The creation of an outdoor pavilion at the Serpentine Gallery in Kensington Gardens has become an annual ritual of the London summer season, and this year's offering holds special interest for garden and landscape architects.
Taking as his inspiration the idea of the medieval 'hortus conclusus', or enclosed garden, the renowned Swiss architect Peter Zumthor has created a temporary building of strange power.
The medieval hortus conclusus was, it its original conception, as much an embodiment of the Virgin Mary as an actual garden. Rich in allusion, the notion of the garden as a protected zone - as uncorruptible as the body of the Virgin, with each element of the garden (water, plants, trees) having symbolic resonance with the mythology of Mary is now largely lost to us. We can comprehend it on an intellectual level, but few people in the post-Christian West would today have the spiritual response to such a garden that our medieval forebears, immersed in the cult of Mary the Virgin, would have enjoyed.
Zumthor, however, is noted for his buildings which have a spiritual as well as intellectual dimension, and the Pavilion is no exception.
The approach, while not exactly sinister, is far from encouraging. Isolated on the turf of the park, anchored with concrete paths which lead to the openings, the building is a slightly forbidding black cuboid, the deep darkness of the entrances adding to the sense of separateness that the exterior conveys. This is clearly a 'space apart', but it has rather unpleasant echoes, suggestive of places that it would be a transgression to enter, or in which nasty things might happen which we would rather not know about (for some reason I thought of an abbatoir when I approached it).
Once through one of the entrances, however, you are in a dark cloister, brightly lit at intervals by the other entrances. The subtle rhythm established on the exterior by virtue of the panels of black suddenly becomes much more dramatically expressed, with vivid blocks of light crossing the otherwise dark passageway.
From here one passes through an opening in the inner wall of the structure into the garden itself. Occupying the majority of the open space in the centre of the Pavilion is a garden planted up by Dutch master, Piet Oudolf. Here, within the dark frame of the building is a tumble of plants, mostly restrained in colour, but with occasional splashes of (in September) bright blue Aconitum and magenta Geranium. Grasses feature heavily, as do the robust perennials Oudolf favours for their capacity to 'die well'. It is interesting to ponder the possibility that the structure, temporary, could be removed this month, with the plants left to outlive it, standing to decay over the winter.

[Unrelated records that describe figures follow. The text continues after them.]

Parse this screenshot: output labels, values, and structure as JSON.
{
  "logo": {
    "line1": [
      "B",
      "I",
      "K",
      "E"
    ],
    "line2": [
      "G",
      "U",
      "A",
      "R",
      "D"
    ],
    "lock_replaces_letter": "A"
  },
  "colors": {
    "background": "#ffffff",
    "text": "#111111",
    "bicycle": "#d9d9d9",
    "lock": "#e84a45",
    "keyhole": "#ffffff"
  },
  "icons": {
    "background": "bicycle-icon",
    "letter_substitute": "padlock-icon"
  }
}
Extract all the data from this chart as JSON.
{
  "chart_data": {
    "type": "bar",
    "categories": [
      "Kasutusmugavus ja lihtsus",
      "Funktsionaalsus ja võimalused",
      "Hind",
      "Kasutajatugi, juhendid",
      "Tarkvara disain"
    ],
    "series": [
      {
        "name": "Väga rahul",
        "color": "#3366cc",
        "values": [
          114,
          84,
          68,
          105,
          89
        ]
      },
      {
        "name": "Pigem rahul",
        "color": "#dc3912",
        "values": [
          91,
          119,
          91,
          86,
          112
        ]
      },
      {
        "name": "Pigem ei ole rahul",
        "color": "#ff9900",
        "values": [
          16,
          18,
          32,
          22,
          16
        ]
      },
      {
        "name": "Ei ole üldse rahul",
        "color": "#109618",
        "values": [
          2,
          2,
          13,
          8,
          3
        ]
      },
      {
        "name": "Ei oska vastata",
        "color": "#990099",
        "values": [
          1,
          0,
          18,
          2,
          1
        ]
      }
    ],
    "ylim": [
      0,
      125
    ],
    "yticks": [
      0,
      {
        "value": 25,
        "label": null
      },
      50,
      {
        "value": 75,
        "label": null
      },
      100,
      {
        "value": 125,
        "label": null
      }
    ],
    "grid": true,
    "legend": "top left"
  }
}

The building proves to be something other than a cuboid - from the inside it becomes almost a tent, with an inward sloping roof sheltering the tables and benches set around the perimeter. This roof is suggestive of the sloping tiled roofs of the courtyards of the Alhambra and other Moorish gardens, in which the patio gains its sense of enclosure from just such an arrangement. The garden does, at this point, feel truly separated from its exterior and setting. Only sky and the tips of nearby trees are visible over the roofline, and despite a smallish crowd of visitors it is possible to lose yourself for a moment or two, and feel alone in the space.
Despite nailing its colours to the mast with the title 'Hortus Conclusus', the Serpentine Pavilion this year seems to have as much in common with its Islamic, Roman and Moorish antecedents as the specifically Christian garden it refers to - but as a place to experience seclusion from the outside world, where, free of distraction, it might be possible to lose yourself in contemplation, it is as successful as any of them.